The Minister of Transport finds the behavior of the coalition partner "strange".

It's about reducing traffic jams and ensuring the ever-increasing movement of goods on the road.

Accordingly, you also have to invest in the expansion and new construction of asphalt roads, not just in rails.

At the press conference on Tuesday afternoon, Wissing also spoke out in favor of the railways.

On the one hand.

"I don't want restructuring to fail because of money," he explained.

On the other hand, he rejects the priority of rail over road traffic.

The planned Acceleration Act is not about prioritizing which mode of transport or which individual project should be built as a priority, but solely about faster planning.

"My job as Federal Minister of Transport is not to drive Germany into bottlenecks," says Wissing.

At noon before the evening meeting in the Chancellery, Wissing was still hoping to find a solution.

Steffi Lemke, however, wants to remain firm in the autobahn dispute.

For them, it is about compliance with the coalition agreement.

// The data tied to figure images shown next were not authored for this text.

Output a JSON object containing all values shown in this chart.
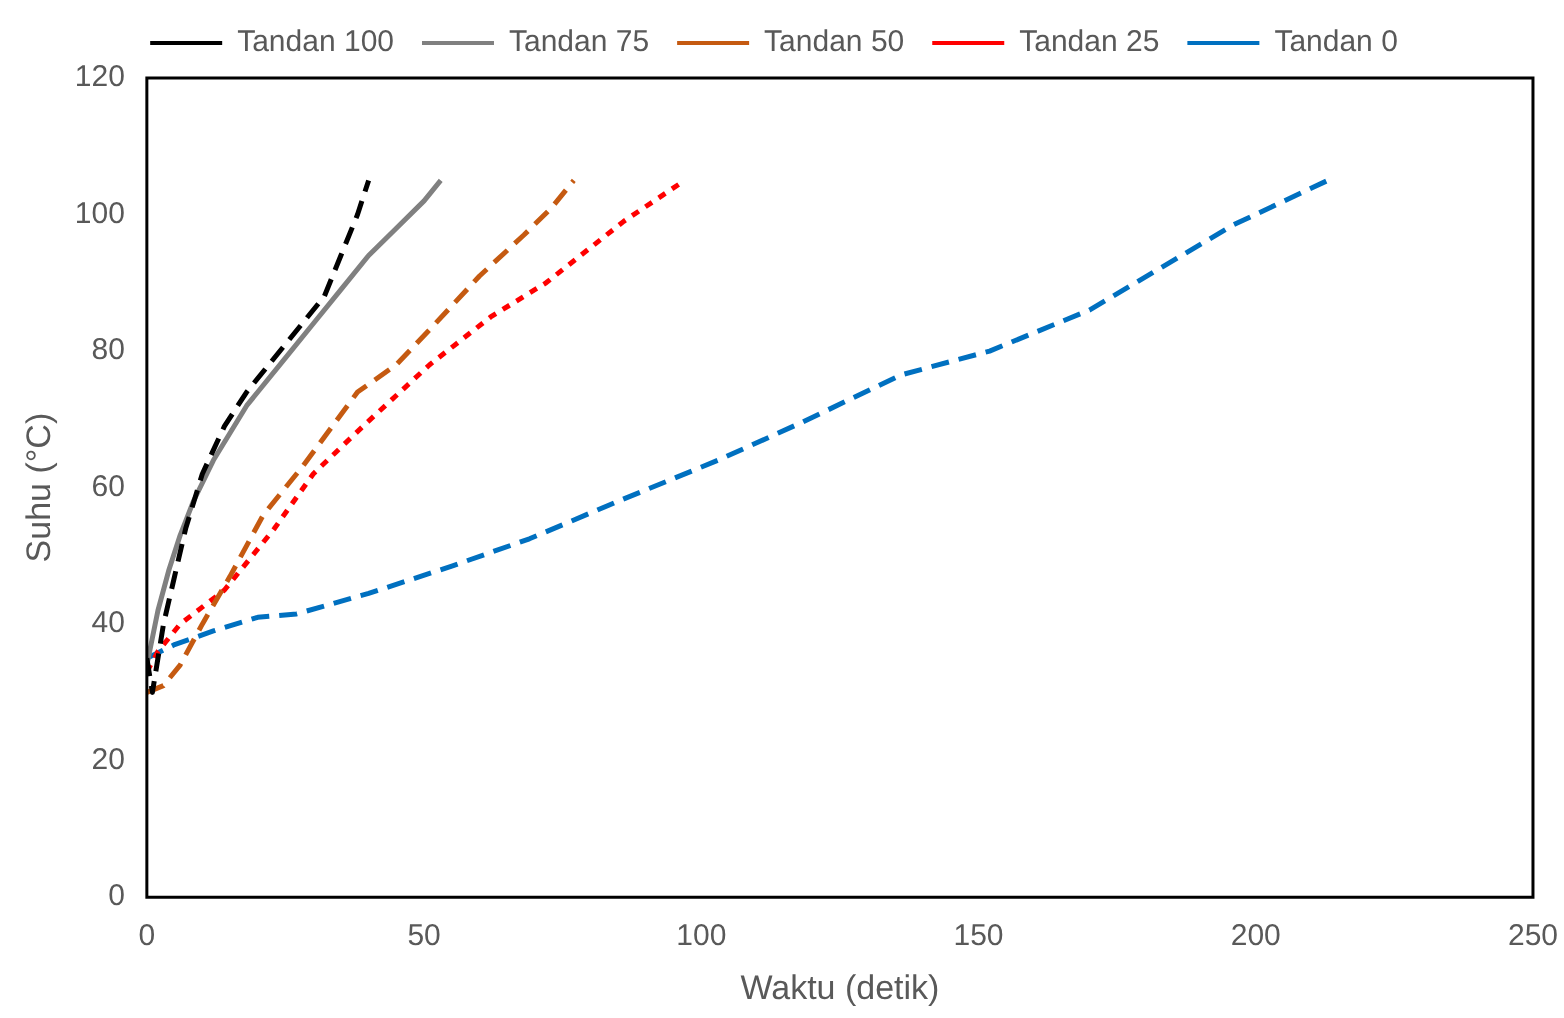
{
  "chart_data": {
    "type": "line",
    "xlabel": "Waktu (detik)",
    "ylabel": "Suhu (°C)",
    "xlim": [
      0,
      250
    ],
    "xticks": [
      0,
      50,
      100,
      150,
      200,
      250
    ],
    "ylim": [
      0,
      120
    ],
    "yticks": [
      0,
      20,
      40,
      60,
      80,
      100,
      120
    ],
    "grid": false,
    "legend": "top",
    "marker": "none",
    "series": [
      {
        "name": "Tandan 100",
        "color": "#000000",
        "line_style": "dashed",
        "x": [
          0,
          1,
          3,
          5,
          7,
          10,
          14,
          18,
          22,
          28,
          32,
          35,
          38,
          40
        ],
        "values": [
          35,
          30,
          40,
          47,
          54,
          62,
          69,
          74,
          78,
          84,
          88,
          94,
          100,
          105
        ]
      },
      {
        "name": "Tandan 75",
        "color": "#808080",
        "line_style": "solid",
        "x": [
          0,
          2,
          4,
          6,
          8.4,
          12,
          18,
          25,
          30,
          35,
          40,
          45,
          50,
          53
        ],
        "values": [
          34,
          42,
          48,
          53,
          58,
          64,
          72,
          79,
          84,
          89,
          94,
          98,
          102,
          105
        ]
      },
      {
        "name": "Tandan 50",
        "color": "#c55a11",
        "line_style": "dashed",
        "x": [
          0,
          3,
          6,
          10,
          15,
          21,
          28,
          38,
          45,
          52,
          60,
          68,
          73,
          77
        ],
        "values": [
          30,
          31,
          34,
          40,
          47,
          56,
          63,
          74,
          78,
          84,
          91,
          97,
          101,
          105
        ]
      },
      {
        "name": "Tandan 25",
        "color": "#ff0000",
        "line_style": "dotted",
        "x": [
          0,
          2,
          6,
          14,
          23,
          30,
          39,
          51,
          62,
          72,
          86,
          97
        ],
        "values": [
          33,
          36,
          40,
          45,
          54,
          62,
          69,
          78,
          85,
          90,
          99,
          105
        ]
      },
      {
        "name": "Tandan 0",
        "color": "#0070c0",
        "line_style": "dashed",
        "x": [
          0,
          5,
          12,
          20,
          27,
          40,
          55,
          69,
          85,
          103,
          118,
          136,
          152,
          170,
          196,
          213
        ],
        "values": [
          35,
          37,
          39,
          41,
          41.5,
          44.5,
          48.5,
          52.5,
          58,
          64,
          69.5,
          76.5,
          80,
          86,
          98.5,
          105
        ]
      }
    ]
  }
}
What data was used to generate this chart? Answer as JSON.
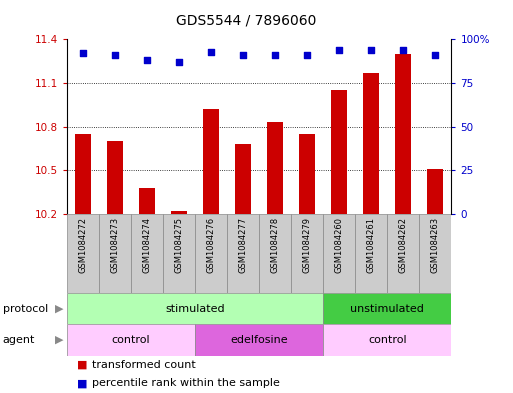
{
  "title": "GDS5544 / 7896060",
  "samples": [
    "GSM1084272",
    "GSM1084273",
    "GSM1084274",
    "GSM1084275",
    "GSM1084276",
    "GSM1084277",
    "GSM1084278",
    "GSM1084279",
    "GSM1084260",
    "GSM1084261",
    "GSM1084262",
    "GSM1084263"
  ],
  "bar_values": [
    10.75,
    10.7,
    10.38,
    10.22,
    10.92,
    10.68,
    10.83,
    10.75,
    11.05,
    11.17,
    11.3,
    10.51
  ],
  "dot_values": [
    92,
    91,
    88,
    87,
    93,
    91,
    91,
    91,
    94,
    94,
    94,
    91
  ],
  "ylim_left": [
    10.2,
    11.4
  ],
  "ylim_right": [
    0,
    100
  ],
  "yticks_left": [
    10.2,
    10.5,
    10.8,
    11.1,
    11.4
  ],
  "ytick_labels_left": [
    "10.2",
    "10.5",
    "10.8",
    "11.1",
    "11.4"
  ],
  "yticks_right": [
    0,
    25,
    50,
    75,
    100
  ],
  "ytick_labels_right": [
    "0",
    "25",
    "50",
    "75",
    "100%"
  ],
  "bar_color": "#cc0000",
  "dot_color": "#0000cc",
  "bar_width": 0.5,
  "protocol_groups": [
    {
      "label": "stimulated",
      "start": 0,
      "end": 8,
      "color": "#b3ffb3"
    },
    {
      "label": "unstimulated",
      "start": 8,
      "end": 12,
      "color": "#44cc44"
    }
  ],
  "agent_groups": [
    {
      "label": "control",
      "start": 0,
      "end": 4,
      "color": "#ffccff"
    },
    {
      "label": "edelfosine",
      "start": 4,
      "end": 8,
      "color": "#dd66dd"
    },
    {
      "label": "control",
      "start": 8,
      "end": 12,
      "color": "#ffccff"
    }
  ],
  "legend_items": [
    {
      "label": "transformed count",
      "color": "#cc0000"
    },
    {
      "label": "percentile rank within the sample",
      "color": "#0000cc"
    }
  ],
  "protocol_label": "protocol",
  "agent_label": "agent",
  "sample_bg_color": "#cccccc",
  "sample_border_color": "#888888",
  "background_color": "#ffffff",
  "plot_bg_color": "#ffffff",
  "title_fontsize": 10,
  "tick_fontsize": 7.5,
  "row_label_fontsize": 8,
  "sample_fontsize": 6,
  "legend_fontsize": 8,
  "group_label_fontsize": 8
}
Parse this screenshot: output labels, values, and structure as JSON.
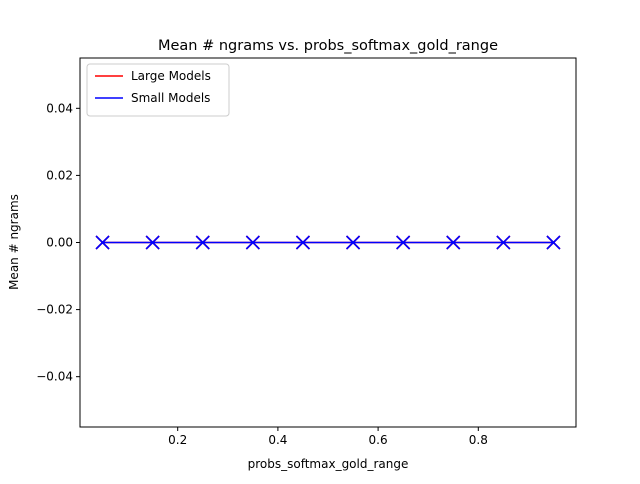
{
  "chart_data": {
    "type": "line",
    "title": "Mean # ngrams vs. probs_softmax_gold_range",
    "xlabel": "probs_softmax_gold_range",
    "ylabel": "Mean # ngrams",
    "xlim": [
      0.005,
      0.995
    ],
    "ylim": [
      -0.055,
      0.055
    ],
    "xticks": [
      0.2,
      0.4,
      0.6,
      0.8
    ],
    "xtick_labels": [
      "0.2",
      "0.4",
      "0.6",
      "0.8"
    ],
    "yticks": [
      -0.04,
      -0.02,
      0.0,
      0.02,
      0.04
    ],
    "ytick_labels": [
      "−0.04",
      "−0.02",
      "0.00",
      "0.02",
      "0.04"
    ],
    "grid": false,
    "legend_position": "top-left",
    "x": [
      0.05,
      0.15,
      0.25,
      0.35,
      0.45,
      0.55,
      0.65,
      0.75,
      0.85,
      0.95
    ],
    "series": [
      {
        "name": "Large Models",
        "color": "#ff0000",
        "marker": "x",
        "values": [
          0,
          0,
          0,
          0,
          0,
          0,
          0,
          0,
          0,
          0
        ]
      },
      {
        "name": "Small Models",
        "color": "#0000ff",
        "marker": "x",
        "values": [
          0,
          0,
          0,
          0,
          0,
          0,
          0,
          0,
          0,
          0
        ]
      }
    ]
  }
}
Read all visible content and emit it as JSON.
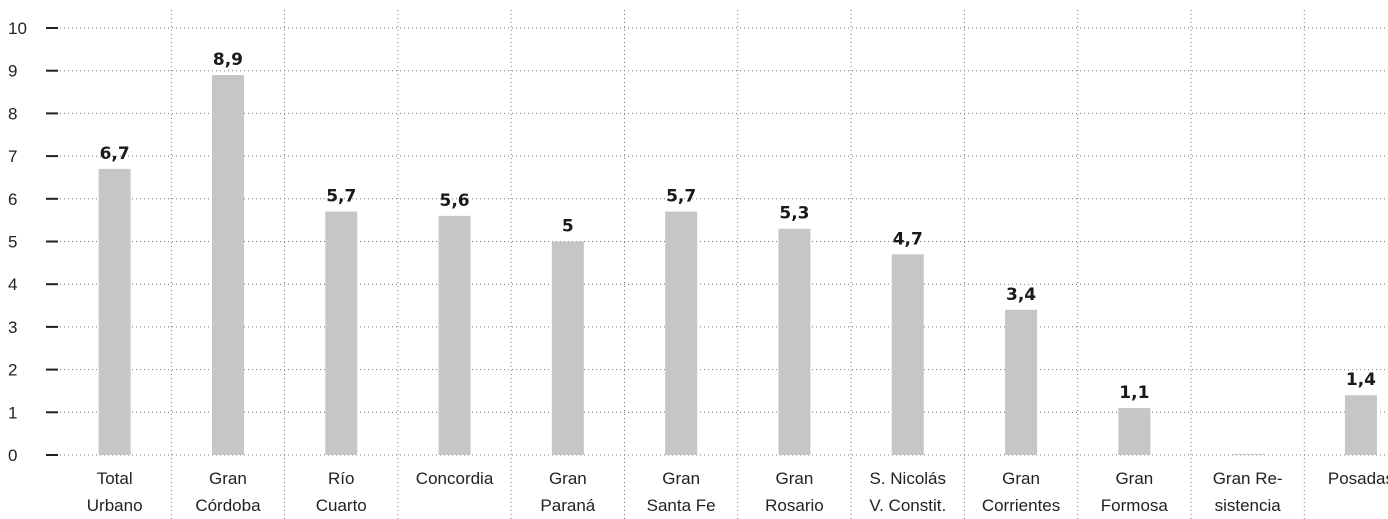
{
  "chart_data": {
    "type": "bar",
    "title": "",
    "xlabel": "",
    "ylabel": "",
    "ylim": [
      0,
      10
    ],
    "yticks": [
      "0",
      "1",
      "2",
      "3",
      "4",
      "5",
      "6",
      "7",
      "8",
      "9",
      "10"
    ],
    "grid": true,
    "categories": [
      [
        "Total",
        "Urbano"
      ],
      [
        "Gran",
        "Córdoba"
      ],
      [
        "Río",
        "Cuarto"
      ],
      [
        "Concordia"
      ],
      [
        "Gran",
        "Paraná"
      ],
      [
        "Gran",
        "Santa Fe"
      ],
      [
        "Gran",
        "Rosario"
      ],
      [
        "S. Nicolás",
        "V. Constit."
      ],
      [
        "Gran",
        "Corrientes"
      ],
      [
        "Gran",
        "Formosa"
      ],
      [
        "Gran Re-",
        "sistencia"
      ],
      [
        "Posadas"
      ]
    ],
    "values": [
      6.7,
      8.9,
      5.7,
      5.6,
      5.0,
      5.7,
      5.3,
      4.7,
      3.4,
      1.1,
      0.0,
      1.4
    ],
    "value_labels": [
      "6,7",
      "8,9",
      "5,7",
      "5,6",
      "5",
      "5,7",
      "5,3",
      "4,7",
      "3,4",
      "1,1",
      "",
      "1,4"
    ],
    "colors": {
      "bar": "#c6c6c6",
      "grid": "#777777",
      "text": "#222222"
    }
  }
}
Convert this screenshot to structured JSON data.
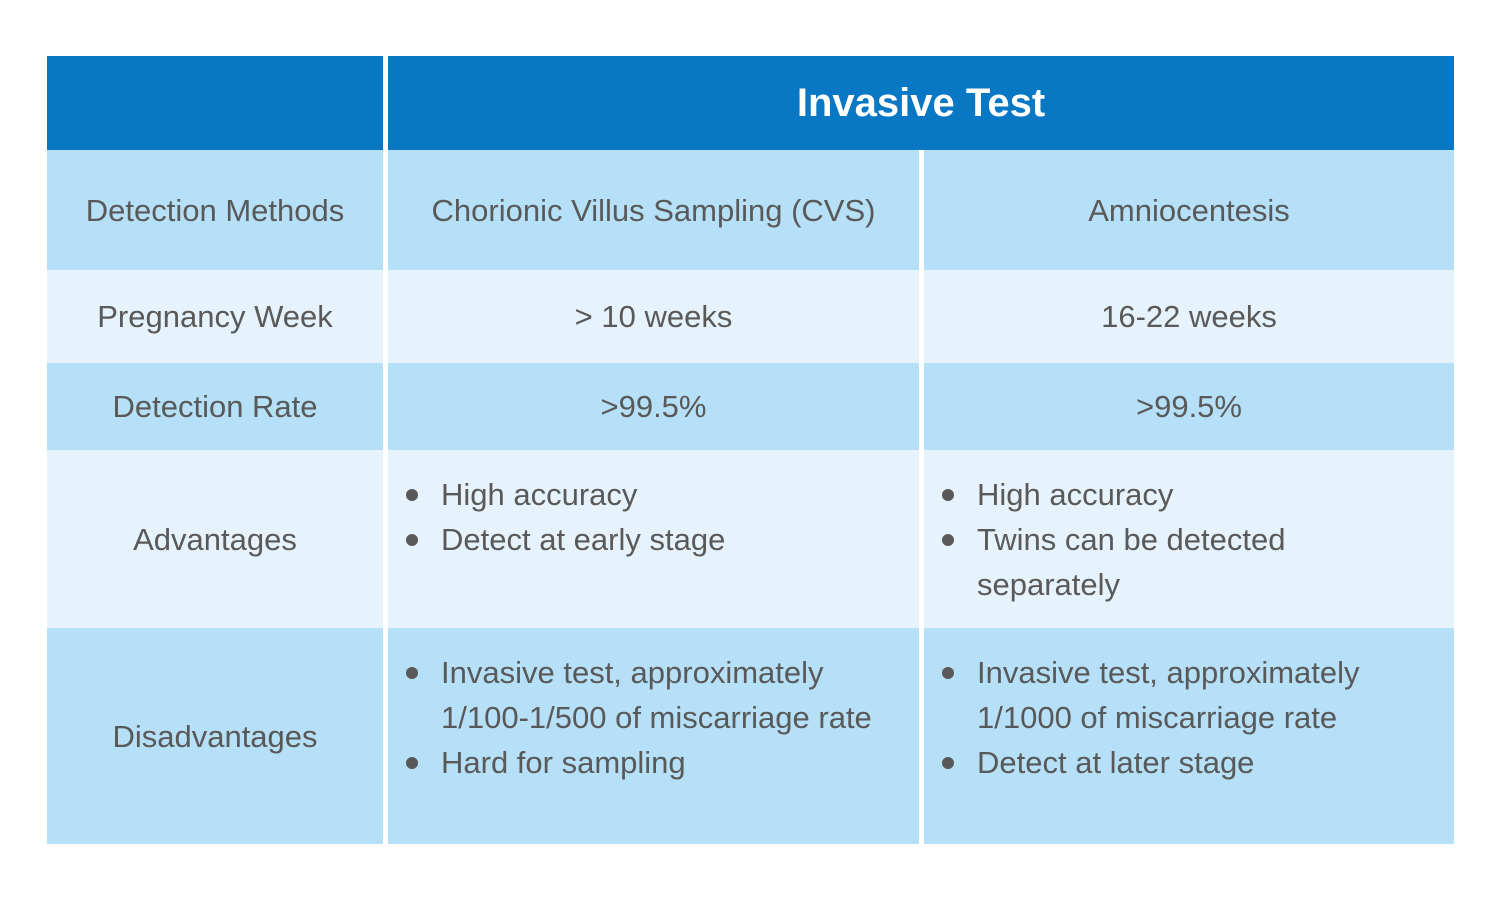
{
  "table": {
    "header": {
      "title": "Invasive Test"
    },
    "rows": {
      "detection_methods": {
        "label": "Detection Methods",
        "cvs": "Chorionic Villus Sampling (CVS)",
        "amnio": "Amniocentesis"
      },
      "pregnancy_week": {
        "label": "Pregnancy Week",
        "cvs": "> 10 weeks",
        "amnio": "16-22 weeks"
      },
      "detection_rate": {
        "label": "Detection Rate",
        "cvs": ">99.5%",
        "amnio": ">99.5%"
      },
      "advantages": {
        "label": "Advantages",
        "cvs": [
          "High accuracy",
          "Detect at early stage"
        ],
        "amnio": [
          "High accuracy",
          "Twins can be detected separately"
        ]
      },
      "disadvantages": {
        "label": "Disadvantages",
        "cvs": [
          "Invasive test, approximately 1/100-1/500 of miscarriage rate",
          "Hard for sampling"
        ],
        "amnio": [
          "Invasive test, approximately 1/1000 of miscarriage rate",
          "Detect at later stage"
        ]
      }
    }
  },
  "colors": {
    "header_bg": "#0877C4",
    "band_strong": "#B5E0F7",
    "band_light": "#E6F3FC",
    "header_text": "#FFFFFF",
    "body_text": "#595959",
    "page_bg": "#FFFFFF"
  }
}
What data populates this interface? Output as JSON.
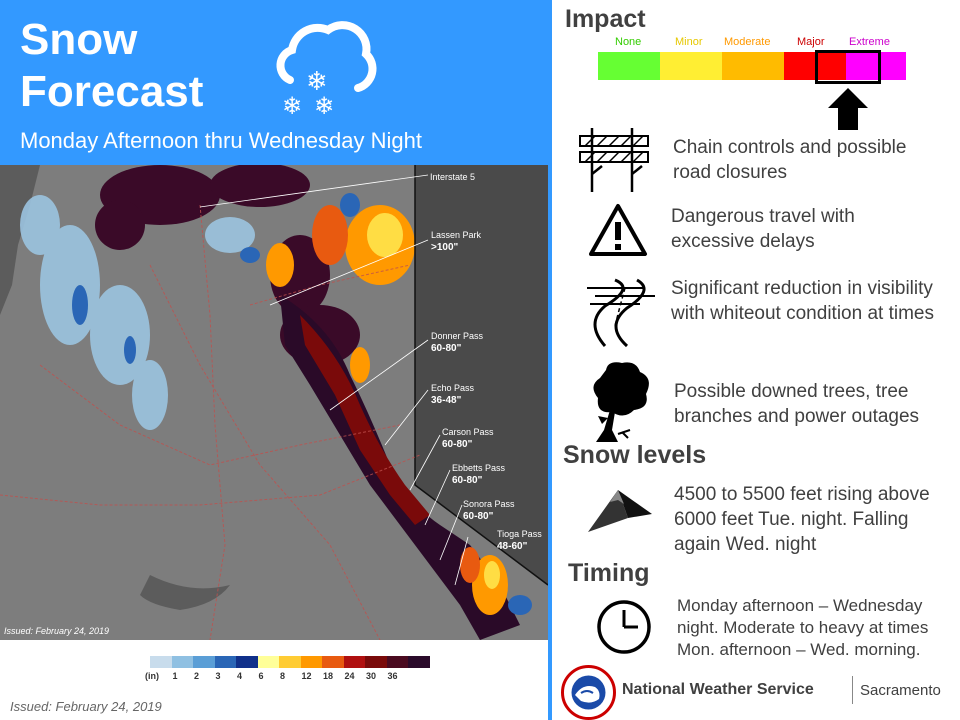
{
  "header": {
    "title_line1": "Snow",
    "title_line2": "Forecast",
    "subtitle": "Monday Afternoon thru Wednesday Night"
  },
  "map": {
    "issued": "Issued: February 24, 2019",
    "labels": [
      {
        "name": "Interstate 5",
        "amount": ""
      },
      {
        "name": "Lassen Park",
        "amount": ">100\""
      },
      {
        "name": "Donner Pass",
        "amount": "60-80\""
      },
      {
        "name": "Echo Pass",
        "amount": "36-48\""
      },
      {
        "name": "Carson Pass",
        "amount": "60-80\""
      },
      {
        "name": "Ebbetts Pass",
        "amount": "60-80\""
      },
      {
        "name": "Sonora Pass",
        "amount": "60-80\""
      },
      {
        "name": "Tioga Pass",
        "amount": "48-60\""
      }
    ]
  },
  "legend": {
    "unit": "(in)",
    "ticks": [
      "1",
      "2",
      "3",
      "4",
      "6",
      "8",
      "12",
      "18",
      "24",
      "30",
      "36"
    ],
    "colors": [
      "#c8dcec",
      "#8fc0e2",
      "#5a9ed6",
      "#2a66b6",
      "#10308a",
      "#ffff99",
      "#ffcc33",
      "#ff9900",
      "#e85a10",
      "#b01010",
      "#7a0a0a",
      "#4a0a20",
      "#2a0a2a"
    ]
  },
  "issued_bottom": "Issued: February 24, 2019",
  "impact": {
    "title": "Impact",
    "levels": [
      {
        "label": "None",
        "color": "#66ff33",
        "text_color": "#33cc00"
      },
      {
        "label": "Minor",
        "color": "#ffee33",
        "text_color": "#e6c800"
      },
      {
        "label": "Moderate",
        "color": "#ffbb00",
        "text_color": "#ff9900"
      },
      {
        "label": "Major",
        "color": "#ff0000",
        "text_color": "#cc0000"
      },
      {
        "label": "Extreme",
        "color": "#ff00ff",
        "text_color": "#cc00cc"
      }
    ],
    "selected": "Major"
  },
  "impacts": [
    {
      "icon": "road-closure-icon",
      "text": "Chain controls and possible road closures"
    },
    {
      "icon": "warning-icon",
      "text": "Dangerous travel with excessive delays"
    },
    {
      "icon": "whiteout-road-icon",
      "text": "Significant reduction in visibility with whiteout condition at times"
    },
    {
      "icon": "downed-tree-icon",
      "text": "Possible downed trees, tree branches and power outages"
    }
  ],
  "snow_levels": {
    "title": "Snow levels",
    "icon": "mountain-icon",
    "text": "4500 to 5500 feet rising above 6000 feet Tue. night. Falling again Wed. night"
  },
  "timing": {
    "title": "Timing",
    "icon": "clock-icon",
    "text": "Monday afternoon – Wednesday night. Moderate to heavy at times Mon. afternoon – Wed. morning."
  },
  "footer": {
    "agency": "National Weather Service",
    "office": "Sacramento"
  }
}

On picking up the pace on the railways and on "a stronger focus on maintenance and rehabilitation, with a special focus on engineering structures" on the roads.

SPD faction deputy Detlef Müller also criticized Wissing on Tuesday: “We cannot look at all modes of transport in the same way in the long term if we ever want to achieve our climate goals.

However, new motorways should definitely not benefit from accelerated procedures," he said in an interview with SPIEGEL.